A gift

I really enjoy the ends of the year, but not so much the holidays that roll with them. I guess that in some people’s worlds these rituals are the highlight of the months endeavors dragging out what then eventually turns into what we have as ‘new resolutions’ to change things in the upcoming months that we never much incline on to do anyways. Save make yourself feel better, and what not. -random

I’ve been working on what I am contributing to as the last song and what is effectively called “Last Song” as my kind of ‘end of the year’ sentence to what is all going on here. Not that I won’t have more things to say, I just really have nothing left to say on this subject anymore. And by ending it with a song, well I really couldn’t do it any other way – in any other manner, that would have carried on a penetrating message in a direction that it needs to go.

So in addition to this last month staying in a dark dormant state, I can only blame myself for dragging a mountain of rocks down onto my own head, effectively burying any kind of emotion that I would rather just keep covered, and in its proper place. Since when the curtains draw close, I still am the only one left singing – and that song is way over sung and way over done, to do this right means to close the lid and nail it shut. It’s what you would have wanted everyone to think, on the outside anyway. And that’s ok.

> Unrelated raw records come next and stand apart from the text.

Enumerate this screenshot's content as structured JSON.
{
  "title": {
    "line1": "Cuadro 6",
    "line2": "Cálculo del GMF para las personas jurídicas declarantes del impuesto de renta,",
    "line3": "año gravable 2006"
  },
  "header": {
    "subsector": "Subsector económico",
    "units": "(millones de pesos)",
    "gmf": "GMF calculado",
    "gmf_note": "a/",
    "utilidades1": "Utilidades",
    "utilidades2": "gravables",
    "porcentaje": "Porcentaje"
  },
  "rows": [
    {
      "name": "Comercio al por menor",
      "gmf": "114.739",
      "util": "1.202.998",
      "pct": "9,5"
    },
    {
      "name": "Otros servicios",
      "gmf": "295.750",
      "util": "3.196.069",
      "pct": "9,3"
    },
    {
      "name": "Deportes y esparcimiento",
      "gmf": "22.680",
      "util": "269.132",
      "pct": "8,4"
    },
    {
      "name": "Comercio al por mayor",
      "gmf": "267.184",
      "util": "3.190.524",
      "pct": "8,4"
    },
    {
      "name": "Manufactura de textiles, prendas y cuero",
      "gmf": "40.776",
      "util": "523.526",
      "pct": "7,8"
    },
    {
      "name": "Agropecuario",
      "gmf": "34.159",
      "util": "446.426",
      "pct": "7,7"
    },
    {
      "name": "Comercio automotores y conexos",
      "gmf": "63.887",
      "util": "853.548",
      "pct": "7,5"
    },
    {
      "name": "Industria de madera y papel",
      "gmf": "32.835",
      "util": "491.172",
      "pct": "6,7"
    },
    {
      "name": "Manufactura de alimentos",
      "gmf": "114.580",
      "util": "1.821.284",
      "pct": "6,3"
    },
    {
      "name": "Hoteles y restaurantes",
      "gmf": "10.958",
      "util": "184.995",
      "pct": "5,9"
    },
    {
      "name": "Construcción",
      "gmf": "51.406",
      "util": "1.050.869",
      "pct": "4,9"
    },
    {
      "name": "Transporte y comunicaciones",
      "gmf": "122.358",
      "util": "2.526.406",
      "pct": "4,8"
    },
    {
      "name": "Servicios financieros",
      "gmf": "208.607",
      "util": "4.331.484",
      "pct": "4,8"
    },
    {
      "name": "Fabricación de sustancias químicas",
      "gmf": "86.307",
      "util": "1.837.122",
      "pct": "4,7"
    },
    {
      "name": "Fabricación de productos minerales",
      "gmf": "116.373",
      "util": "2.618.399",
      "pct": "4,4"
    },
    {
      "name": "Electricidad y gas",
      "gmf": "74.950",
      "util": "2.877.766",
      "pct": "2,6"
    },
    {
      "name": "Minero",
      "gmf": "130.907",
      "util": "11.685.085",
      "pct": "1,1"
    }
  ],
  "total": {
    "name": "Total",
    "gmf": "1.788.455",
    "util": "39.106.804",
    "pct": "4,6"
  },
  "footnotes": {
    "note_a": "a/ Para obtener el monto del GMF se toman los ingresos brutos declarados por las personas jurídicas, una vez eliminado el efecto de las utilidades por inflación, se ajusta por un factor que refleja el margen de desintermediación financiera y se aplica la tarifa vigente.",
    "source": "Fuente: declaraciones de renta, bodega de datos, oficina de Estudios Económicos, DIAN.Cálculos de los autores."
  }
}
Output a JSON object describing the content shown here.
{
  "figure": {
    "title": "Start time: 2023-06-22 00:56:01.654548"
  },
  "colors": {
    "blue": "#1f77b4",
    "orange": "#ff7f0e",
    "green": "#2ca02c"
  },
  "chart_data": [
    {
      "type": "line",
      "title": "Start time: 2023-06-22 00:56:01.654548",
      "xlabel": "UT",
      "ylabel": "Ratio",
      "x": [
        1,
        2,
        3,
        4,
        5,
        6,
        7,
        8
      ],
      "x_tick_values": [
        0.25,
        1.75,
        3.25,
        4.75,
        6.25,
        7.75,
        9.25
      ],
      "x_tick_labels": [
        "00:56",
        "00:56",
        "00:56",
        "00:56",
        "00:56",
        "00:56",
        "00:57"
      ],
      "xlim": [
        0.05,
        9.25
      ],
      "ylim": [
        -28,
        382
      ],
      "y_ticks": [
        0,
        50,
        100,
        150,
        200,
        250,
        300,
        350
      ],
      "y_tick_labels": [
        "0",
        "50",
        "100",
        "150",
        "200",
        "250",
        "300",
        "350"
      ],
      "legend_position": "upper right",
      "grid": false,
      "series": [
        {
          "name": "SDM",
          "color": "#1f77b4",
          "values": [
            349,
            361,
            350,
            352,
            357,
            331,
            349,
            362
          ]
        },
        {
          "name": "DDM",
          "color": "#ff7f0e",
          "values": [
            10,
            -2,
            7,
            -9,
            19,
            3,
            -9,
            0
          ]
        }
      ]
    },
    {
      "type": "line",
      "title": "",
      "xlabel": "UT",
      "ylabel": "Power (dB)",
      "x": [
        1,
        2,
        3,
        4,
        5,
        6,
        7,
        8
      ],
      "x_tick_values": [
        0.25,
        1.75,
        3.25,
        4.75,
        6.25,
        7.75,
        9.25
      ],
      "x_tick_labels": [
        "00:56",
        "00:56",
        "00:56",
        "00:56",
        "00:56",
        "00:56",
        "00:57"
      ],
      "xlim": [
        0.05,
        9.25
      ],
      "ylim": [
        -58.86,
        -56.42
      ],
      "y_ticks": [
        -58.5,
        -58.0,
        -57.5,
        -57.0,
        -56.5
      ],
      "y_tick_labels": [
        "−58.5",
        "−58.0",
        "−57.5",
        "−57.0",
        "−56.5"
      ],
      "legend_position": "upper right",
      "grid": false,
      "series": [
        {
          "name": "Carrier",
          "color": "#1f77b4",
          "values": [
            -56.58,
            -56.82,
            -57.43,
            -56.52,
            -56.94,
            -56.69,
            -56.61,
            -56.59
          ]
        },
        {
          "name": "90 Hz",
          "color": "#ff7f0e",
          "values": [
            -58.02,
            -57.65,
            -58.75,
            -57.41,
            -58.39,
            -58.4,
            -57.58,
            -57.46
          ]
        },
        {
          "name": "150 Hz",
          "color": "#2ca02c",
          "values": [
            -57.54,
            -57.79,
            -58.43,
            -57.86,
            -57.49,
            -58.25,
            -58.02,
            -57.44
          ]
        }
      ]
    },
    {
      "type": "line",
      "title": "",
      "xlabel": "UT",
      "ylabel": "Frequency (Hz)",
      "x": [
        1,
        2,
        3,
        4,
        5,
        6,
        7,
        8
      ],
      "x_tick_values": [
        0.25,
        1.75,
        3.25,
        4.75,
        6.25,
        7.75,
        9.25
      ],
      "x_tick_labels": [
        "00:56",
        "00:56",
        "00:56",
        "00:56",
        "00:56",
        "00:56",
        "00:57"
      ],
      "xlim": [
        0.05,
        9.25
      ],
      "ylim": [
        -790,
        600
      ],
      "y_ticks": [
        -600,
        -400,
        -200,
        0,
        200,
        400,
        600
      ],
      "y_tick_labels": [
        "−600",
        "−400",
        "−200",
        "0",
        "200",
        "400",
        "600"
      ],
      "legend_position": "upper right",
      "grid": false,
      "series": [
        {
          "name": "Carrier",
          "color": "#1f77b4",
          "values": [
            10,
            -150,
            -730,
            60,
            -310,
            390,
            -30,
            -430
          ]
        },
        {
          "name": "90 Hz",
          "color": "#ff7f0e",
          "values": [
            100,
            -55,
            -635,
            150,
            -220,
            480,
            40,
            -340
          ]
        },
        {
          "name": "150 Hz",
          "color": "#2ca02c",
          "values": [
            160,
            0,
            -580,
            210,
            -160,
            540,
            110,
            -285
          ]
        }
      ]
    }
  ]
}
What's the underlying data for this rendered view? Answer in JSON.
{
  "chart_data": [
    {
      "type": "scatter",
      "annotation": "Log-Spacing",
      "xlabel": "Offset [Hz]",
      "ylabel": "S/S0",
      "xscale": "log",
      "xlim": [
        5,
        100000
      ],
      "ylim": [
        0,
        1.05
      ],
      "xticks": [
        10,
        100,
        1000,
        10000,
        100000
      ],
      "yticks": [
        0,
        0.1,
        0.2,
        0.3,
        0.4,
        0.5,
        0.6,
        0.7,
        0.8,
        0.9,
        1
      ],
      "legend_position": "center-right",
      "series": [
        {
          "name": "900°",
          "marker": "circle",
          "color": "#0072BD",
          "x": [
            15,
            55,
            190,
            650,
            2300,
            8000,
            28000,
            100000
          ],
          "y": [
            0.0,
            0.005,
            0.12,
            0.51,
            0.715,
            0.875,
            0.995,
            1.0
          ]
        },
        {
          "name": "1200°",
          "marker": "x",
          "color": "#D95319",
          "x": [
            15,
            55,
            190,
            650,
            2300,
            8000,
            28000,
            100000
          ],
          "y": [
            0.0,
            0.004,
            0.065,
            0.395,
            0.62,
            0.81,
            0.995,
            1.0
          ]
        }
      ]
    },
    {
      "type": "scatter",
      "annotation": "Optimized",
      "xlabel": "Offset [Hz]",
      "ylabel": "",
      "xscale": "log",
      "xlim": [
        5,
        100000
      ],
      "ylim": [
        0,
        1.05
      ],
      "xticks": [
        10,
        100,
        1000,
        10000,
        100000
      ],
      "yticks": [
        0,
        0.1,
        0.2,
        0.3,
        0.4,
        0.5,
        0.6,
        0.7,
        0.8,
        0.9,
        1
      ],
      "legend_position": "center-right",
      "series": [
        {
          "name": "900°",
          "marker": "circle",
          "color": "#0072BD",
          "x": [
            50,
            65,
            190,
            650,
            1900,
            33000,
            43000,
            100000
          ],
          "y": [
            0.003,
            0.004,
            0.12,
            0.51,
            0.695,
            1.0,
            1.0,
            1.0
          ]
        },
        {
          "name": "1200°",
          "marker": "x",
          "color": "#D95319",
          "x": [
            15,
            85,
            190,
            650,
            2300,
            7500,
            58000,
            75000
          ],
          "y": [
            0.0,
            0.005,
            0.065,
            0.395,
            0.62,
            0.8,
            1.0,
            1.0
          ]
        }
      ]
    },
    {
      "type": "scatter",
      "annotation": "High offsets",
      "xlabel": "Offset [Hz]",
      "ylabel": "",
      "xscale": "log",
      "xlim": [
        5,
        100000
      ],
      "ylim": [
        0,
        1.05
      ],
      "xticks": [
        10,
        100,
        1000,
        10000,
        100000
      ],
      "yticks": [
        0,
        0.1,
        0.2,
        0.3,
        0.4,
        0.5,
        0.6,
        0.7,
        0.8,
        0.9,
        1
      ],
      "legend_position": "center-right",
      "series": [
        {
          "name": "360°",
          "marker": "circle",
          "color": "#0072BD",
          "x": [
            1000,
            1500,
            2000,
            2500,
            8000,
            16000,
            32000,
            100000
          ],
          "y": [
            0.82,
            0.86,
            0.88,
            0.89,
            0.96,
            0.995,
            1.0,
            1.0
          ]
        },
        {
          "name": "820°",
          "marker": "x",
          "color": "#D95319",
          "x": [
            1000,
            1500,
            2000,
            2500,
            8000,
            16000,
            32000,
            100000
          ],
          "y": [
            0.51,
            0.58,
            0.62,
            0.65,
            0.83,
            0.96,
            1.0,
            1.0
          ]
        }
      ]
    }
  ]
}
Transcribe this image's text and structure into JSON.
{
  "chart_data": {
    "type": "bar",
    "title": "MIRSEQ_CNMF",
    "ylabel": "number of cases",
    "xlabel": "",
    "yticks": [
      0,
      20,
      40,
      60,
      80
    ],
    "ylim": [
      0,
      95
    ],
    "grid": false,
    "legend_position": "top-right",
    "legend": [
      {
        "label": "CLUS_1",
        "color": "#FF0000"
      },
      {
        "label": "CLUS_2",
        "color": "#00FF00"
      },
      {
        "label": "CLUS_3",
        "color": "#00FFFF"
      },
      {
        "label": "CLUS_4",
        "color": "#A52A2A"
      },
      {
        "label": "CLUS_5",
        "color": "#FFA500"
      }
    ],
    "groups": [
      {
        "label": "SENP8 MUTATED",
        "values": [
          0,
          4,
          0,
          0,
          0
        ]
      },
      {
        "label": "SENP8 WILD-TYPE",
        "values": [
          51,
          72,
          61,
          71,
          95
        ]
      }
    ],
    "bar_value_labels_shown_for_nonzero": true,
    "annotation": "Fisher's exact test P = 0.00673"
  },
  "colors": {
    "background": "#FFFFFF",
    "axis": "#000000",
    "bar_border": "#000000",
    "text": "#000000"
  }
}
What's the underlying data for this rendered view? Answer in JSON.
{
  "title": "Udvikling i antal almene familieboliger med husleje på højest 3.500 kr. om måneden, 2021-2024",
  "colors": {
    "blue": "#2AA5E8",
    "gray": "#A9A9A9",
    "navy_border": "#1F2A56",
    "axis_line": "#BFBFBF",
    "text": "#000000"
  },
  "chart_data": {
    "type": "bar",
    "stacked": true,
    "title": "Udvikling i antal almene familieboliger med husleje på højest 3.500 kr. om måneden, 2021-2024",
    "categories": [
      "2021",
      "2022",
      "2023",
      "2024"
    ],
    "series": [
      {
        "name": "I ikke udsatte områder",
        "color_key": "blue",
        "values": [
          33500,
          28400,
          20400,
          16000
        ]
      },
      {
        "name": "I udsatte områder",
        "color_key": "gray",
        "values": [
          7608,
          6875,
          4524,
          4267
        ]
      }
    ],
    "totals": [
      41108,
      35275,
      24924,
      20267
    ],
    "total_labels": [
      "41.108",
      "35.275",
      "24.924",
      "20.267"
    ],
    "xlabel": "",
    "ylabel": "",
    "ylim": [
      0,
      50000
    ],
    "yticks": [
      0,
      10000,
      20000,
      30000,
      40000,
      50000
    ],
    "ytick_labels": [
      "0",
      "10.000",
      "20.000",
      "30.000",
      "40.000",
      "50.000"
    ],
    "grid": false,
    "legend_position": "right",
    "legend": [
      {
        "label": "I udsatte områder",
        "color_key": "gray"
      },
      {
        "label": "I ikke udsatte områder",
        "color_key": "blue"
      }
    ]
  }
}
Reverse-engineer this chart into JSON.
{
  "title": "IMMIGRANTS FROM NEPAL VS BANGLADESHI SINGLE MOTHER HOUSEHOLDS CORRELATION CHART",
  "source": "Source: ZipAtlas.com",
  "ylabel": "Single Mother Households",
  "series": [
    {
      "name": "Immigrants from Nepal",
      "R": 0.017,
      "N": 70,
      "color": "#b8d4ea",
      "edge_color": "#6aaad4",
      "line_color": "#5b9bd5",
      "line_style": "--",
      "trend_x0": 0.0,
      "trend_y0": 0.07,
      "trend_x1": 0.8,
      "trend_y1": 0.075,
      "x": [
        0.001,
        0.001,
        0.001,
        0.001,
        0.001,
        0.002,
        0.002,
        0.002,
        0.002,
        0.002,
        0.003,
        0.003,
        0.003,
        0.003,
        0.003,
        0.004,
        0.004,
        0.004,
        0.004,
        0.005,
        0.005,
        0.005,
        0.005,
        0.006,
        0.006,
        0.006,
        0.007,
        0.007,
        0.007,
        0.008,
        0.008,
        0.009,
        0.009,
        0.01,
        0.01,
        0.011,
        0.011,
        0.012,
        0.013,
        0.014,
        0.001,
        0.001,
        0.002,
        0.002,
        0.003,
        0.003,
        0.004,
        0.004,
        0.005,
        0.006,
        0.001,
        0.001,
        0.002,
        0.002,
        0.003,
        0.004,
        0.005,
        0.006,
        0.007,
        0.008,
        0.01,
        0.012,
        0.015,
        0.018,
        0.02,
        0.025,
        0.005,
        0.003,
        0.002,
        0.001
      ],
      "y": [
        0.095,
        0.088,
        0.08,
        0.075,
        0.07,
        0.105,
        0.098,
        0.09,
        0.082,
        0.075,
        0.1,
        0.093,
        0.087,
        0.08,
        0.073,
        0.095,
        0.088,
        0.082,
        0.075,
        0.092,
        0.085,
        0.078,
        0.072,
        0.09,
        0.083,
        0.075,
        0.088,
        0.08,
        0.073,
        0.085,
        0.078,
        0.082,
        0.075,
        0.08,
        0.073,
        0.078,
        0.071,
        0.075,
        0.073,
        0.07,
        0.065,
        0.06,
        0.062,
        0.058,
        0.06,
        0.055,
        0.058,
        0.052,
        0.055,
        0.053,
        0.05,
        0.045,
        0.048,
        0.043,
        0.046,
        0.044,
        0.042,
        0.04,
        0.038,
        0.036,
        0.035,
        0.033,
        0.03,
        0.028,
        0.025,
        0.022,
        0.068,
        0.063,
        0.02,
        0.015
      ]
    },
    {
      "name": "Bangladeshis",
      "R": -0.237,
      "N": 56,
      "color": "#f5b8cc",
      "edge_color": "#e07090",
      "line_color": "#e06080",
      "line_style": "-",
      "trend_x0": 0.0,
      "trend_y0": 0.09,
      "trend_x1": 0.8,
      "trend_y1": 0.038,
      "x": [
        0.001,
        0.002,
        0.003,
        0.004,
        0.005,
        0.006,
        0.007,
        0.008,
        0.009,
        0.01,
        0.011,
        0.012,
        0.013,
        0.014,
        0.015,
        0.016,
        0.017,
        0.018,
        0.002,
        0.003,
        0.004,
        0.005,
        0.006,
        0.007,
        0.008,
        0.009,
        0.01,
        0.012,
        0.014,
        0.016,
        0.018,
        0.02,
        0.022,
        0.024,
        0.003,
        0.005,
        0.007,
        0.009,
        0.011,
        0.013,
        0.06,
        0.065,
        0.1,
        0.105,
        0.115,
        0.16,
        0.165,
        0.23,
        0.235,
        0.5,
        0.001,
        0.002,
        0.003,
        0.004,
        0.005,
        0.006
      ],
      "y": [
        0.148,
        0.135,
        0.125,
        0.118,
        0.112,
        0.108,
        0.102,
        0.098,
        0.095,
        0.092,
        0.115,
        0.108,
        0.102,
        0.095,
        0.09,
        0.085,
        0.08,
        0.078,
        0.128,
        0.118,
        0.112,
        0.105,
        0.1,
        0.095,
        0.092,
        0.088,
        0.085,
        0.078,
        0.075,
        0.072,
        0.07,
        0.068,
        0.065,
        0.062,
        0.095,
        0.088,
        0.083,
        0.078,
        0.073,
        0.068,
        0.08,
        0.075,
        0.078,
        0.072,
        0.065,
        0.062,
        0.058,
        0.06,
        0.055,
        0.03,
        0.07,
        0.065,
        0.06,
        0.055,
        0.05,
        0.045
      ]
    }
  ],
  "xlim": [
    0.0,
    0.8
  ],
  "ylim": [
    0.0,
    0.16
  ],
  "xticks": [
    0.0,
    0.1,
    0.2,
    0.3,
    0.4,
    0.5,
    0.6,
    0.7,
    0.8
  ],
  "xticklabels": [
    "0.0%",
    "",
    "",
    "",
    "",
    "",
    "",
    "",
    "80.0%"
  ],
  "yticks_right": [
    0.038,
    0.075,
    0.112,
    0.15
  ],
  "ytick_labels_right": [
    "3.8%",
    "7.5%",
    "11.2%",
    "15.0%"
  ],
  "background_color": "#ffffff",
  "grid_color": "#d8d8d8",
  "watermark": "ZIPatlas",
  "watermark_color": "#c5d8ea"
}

And here we are, sail away. No fancy rolling credits, no light at the end of the tunnel. No flashy words of wisdom or uplifting strands of hope – just me here singing about the same damn things I have been yelling about for years.

I wish I had more to say to you, but I have said it all ‘this way’ in ‘this manner’ and that’s more than any one could ever guarantee to do in anyone’s life time. Surely a gift for you (who would a known), and for me – another spool of wire to tie myself to things that are best for me to stay far from.

“…every win is cold, and no surprise slips past this razor”.